Rentrée: Au cirque Gruss, les enfants d'artistes emmènent leur école sur les routes de France

RENTREE SCOLAIRE « 20 Minutes » a rendu visite aux dix-sept élèves, enfants d’artistes et de techniciens, qui suivent une scolarité à quelques pas du chapiteau Arlette-Gruss... 

Jérôme Diesnis

— 

Les enfants du cirque Gruss en pleine rentrée scolaire.
Les enfants du cirque Gruss en pleine rentrée scolaire. — Jérôme Diesnis / Maxele Presse
  • Les enfants des employés du cirque Arlette-Gruss peuvent suivre une scolarité de la petite section au CM2.
  • La classe se fait dans une roulotte pour pouvoir suivre le chapiteau du cirque dans sa tournée.
  • L’enseignante, détachée de l’éducation nationale, s’est portée volontaire pour tenir cette classe unique, composée de 17 écoliers. 

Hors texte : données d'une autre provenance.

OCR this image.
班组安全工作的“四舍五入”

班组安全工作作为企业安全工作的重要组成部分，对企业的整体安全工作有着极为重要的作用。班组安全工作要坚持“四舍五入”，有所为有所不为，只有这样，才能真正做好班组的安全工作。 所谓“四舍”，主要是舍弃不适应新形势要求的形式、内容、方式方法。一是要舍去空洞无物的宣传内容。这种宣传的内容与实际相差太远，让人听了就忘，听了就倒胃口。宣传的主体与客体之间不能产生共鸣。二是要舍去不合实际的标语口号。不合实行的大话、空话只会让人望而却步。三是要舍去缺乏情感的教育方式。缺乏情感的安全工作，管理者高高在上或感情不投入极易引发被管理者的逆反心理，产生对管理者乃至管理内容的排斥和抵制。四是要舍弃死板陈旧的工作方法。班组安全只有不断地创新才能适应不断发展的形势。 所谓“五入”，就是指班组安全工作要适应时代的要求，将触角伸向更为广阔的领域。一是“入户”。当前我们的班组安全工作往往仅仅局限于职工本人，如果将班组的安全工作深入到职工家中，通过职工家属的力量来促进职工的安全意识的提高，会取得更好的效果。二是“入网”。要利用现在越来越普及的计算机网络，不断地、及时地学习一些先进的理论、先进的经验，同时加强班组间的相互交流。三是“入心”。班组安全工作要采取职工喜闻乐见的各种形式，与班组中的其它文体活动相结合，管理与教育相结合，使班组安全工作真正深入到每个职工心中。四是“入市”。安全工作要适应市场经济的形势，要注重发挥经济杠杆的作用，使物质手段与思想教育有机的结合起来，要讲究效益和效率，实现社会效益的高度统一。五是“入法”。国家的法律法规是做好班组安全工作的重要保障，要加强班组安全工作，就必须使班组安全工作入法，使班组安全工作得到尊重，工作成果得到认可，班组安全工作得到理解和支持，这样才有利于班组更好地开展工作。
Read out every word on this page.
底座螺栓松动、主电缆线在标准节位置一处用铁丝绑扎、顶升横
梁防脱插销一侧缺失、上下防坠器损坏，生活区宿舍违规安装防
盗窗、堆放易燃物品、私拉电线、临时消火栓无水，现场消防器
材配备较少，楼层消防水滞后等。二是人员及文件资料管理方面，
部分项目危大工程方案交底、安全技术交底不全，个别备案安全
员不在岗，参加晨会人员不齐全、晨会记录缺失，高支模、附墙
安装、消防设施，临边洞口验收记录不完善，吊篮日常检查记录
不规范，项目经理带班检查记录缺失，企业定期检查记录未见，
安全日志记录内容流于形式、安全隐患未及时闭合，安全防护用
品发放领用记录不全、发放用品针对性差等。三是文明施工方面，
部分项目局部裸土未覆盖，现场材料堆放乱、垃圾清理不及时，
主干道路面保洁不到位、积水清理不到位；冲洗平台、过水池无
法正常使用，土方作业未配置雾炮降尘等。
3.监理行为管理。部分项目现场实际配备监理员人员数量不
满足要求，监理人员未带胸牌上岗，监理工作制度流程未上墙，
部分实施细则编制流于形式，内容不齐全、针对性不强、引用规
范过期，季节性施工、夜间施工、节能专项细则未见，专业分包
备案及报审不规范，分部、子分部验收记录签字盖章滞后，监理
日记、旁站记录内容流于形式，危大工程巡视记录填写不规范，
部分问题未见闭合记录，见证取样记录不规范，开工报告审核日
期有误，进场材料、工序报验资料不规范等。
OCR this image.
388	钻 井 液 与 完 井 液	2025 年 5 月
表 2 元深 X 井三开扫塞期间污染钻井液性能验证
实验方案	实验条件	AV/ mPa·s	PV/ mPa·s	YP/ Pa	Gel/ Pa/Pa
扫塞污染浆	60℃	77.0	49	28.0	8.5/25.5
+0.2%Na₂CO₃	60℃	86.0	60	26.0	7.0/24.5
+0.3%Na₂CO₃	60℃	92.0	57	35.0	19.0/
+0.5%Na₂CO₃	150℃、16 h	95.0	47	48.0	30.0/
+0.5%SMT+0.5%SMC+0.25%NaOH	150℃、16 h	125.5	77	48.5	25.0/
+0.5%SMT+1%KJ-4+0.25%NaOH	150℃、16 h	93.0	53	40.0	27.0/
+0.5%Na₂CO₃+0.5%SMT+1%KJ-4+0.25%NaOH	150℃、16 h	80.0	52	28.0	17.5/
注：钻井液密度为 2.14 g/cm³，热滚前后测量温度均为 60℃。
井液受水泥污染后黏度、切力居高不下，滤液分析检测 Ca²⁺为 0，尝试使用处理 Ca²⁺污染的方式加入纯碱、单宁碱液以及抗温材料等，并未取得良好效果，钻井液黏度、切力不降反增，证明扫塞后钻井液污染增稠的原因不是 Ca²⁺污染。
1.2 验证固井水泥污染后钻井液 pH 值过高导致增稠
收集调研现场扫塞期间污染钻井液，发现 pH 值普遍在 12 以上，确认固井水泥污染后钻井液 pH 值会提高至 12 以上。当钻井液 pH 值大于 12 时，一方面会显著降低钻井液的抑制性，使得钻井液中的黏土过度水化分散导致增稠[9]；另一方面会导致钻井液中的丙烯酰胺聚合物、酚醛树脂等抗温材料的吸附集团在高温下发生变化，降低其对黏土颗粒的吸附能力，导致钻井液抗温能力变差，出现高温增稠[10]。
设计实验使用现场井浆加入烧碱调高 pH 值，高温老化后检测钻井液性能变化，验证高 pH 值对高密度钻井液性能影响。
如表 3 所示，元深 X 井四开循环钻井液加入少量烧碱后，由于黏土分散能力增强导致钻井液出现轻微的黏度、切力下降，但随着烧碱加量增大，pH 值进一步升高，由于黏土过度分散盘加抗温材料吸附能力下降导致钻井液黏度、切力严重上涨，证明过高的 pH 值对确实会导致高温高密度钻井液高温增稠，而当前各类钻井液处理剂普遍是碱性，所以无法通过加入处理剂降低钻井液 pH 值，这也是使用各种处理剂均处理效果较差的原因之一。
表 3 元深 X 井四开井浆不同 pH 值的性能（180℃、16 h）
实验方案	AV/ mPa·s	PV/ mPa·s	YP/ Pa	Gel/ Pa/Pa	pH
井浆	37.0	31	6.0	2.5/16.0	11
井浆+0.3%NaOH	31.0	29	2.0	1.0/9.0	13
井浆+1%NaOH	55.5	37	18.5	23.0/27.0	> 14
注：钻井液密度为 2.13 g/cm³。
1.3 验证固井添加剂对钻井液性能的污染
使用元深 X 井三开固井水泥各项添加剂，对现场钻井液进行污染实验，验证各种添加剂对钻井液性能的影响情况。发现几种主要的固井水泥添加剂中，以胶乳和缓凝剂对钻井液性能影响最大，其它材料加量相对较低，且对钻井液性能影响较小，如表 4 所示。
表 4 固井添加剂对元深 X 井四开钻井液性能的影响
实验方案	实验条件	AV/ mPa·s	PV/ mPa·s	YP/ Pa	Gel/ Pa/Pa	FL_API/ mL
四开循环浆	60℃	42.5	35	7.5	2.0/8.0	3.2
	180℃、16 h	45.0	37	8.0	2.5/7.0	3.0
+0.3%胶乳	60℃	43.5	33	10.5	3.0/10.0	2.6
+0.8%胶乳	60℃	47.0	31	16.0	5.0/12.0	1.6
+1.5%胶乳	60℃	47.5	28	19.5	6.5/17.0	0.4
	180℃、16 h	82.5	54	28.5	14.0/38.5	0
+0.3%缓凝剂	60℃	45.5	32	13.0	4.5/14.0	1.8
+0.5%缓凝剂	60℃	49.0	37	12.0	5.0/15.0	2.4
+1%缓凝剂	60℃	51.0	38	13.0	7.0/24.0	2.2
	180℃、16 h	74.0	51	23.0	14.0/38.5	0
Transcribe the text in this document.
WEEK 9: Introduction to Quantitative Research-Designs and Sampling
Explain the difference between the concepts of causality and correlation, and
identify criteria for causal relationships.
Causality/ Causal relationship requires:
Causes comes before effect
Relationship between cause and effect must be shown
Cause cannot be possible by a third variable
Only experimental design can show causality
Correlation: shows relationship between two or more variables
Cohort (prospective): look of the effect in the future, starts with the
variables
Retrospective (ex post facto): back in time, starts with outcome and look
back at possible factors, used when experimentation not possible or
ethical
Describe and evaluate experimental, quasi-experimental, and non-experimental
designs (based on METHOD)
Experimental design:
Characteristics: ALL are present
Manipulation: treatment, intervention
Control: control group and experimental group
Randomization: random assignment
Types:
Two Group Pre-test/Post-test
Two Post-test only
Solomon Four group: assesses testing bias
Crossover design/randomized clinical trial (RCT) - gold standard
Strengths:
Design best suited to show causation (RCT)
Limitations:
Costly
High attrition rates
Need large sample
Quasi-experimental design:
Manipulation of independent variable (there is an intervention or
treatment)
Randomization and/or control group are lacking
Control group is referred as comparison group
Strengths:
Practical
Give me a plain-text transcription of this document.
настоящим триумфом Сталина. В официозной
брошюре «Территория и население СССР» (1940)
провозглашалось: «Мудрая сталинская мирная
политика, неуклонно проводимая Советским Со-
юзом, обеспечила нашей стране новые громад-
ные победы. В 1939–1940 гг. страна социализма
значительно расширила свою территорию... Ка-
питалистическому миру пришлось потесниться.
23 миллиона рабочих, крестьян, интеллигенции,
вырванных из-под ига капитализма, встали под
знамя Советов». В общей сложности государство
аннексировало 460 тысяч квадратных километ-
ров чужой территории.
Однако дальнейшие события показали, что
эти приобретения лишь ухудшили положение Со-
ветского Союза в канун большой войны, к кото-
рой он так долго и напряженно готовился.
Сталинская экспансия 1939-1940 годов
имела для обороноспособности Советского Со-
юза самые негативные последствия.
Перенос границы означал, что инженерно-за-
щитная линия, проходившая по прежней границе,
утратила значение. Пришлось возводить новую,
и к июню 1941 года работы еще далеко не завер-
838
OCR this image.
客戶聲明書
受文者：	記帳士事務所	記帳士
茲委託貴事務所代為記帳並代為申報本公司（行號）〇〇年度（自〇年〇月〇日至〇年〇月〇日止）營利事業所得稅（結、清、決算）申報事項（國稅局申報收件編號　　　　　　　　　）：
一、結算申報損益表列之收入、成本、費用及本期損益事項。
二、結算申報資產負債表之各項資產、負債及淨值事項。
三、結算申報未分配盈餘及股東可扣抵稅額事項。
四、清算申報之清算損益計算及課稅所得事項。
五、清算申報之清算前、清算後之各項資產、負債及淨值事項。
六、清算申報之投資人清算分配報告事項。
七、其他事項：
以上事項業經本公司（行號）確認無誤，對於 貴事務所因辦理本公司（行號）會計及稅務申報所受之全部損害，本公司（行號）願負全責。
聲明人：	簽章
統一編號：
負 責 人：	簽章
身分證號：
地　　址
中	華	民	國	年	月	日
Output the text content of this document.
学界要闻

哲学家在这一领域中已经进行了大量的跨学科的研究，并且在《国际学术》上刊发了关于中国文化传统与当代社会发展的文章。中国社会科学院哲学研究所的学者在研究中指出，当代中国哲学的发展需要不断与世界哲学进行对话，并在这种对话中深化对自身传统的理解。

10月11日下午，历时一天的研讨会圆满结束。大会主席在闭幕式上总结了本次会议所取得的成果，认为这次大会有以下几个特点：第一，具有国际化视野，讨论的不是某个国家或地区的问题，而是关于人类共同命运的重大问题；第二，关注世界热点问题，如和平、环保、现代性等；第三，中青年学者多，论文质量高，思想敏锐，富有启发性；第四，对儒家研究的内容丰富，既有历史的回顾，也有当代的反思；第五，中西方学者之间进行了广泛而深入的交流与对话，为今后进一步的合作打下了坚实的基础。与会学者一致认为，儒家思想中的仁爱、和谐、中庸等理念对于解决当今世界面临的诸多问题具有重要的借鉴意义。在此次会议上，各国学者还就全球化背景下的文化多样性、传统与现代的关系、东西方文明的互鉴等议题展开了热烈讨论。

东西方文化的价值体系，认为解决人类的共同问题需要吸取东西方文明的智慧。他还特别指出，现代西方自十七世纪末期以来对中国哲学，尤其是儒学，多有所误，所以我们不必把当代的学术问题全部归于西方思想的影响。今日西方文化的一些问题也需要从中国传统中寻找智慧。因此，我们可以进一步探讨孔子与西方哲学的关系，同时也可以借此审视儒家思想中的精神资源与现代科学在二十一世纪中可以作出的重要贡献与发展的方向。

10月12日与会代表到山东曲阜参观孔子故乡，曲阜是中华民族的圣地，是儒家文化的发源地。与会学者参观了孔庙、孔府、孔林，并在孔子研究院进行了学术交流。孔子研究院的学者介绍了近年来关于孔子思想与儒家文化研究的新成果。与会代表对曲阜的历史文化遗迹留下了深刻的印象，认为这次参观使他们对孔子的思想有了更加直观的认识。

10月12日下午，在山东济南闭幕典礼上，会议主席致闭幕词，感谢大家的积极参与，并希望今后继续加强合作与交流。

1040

Sur les murs, des affiches pour reconnaître les lettres, les chiffres ou encore la date du jour. Des tables, des chaises, une maîtresse, des casiers. La petite classe où sont scolarisés ces dix-sept enfants est comme les autres… ou presque.

>> A lire aussi : Dédoublement des classes de CP, évaluation des élèves... Tout ce qui change cette année

Ici, à quelques mètres à peine du grand tableau noir, les voisins sont des zèbres ou des lions. Et leurs parents, tous artistes ou techniciens du cirque Arlette-Gruss, dont le chapiteau s’élève au domaine de Grammont, à Montpellier (Hérault), jusqu’au 10 septembre prochain. Le 11, ils reprendront la route. Leur école avec.

« On vit au rythme du cirque »

Ils sont Russes, Colombiens ou Italiens… « On sert de traducteur parfois à la maîtresse », sourit Alexis, dont la maman est chanteuse et le papa, technicien en charge des lasers du cirque Gruss. Les élèves de cette classe à niveau unique, de la petite section au CM2, ont repris vendredi. Le lundi, ici, c’est jour de relâche. « On vit au rythme du cirque », explique l’enseignante de cette drôle de classe, Laurence Loeffler.

Détachée par l’éducation nationale, elle s’est portée volontaire après avoir vu un reportage. « Je voulais découvrir le monde du cirque, l’expérience d’une classe unique, m’enrichir d’autres cultures et d’autres façons de vivre », reprend-elle.

« C’est beaucoup mieux ici »

L’absence de collègues pour échanger, tout comme la masse de travail ne l’ont pas effrayée. « J’essaie de leur inculquer l’autonomie », note l’enseignante. Quitter sa famille, son cocon, vivre dans une caravane… Il faut avoir l’âme bohème. « Je suis heureuse d’avoir sauté le pas. J’apprends énormément au contact des enfants et des parents. »

>> A lire aussi : Pourquoi les sacs Eastpak sont-ils toujours les chouchous des collégiens ?

Les enfants adhèrent, eux aussi. Alexis, comme d’autres, a connu les écoles classiques. Celles qui n’ont pas de roues. « C’est beaucoup mieux ici ! », assure le jeune garçon.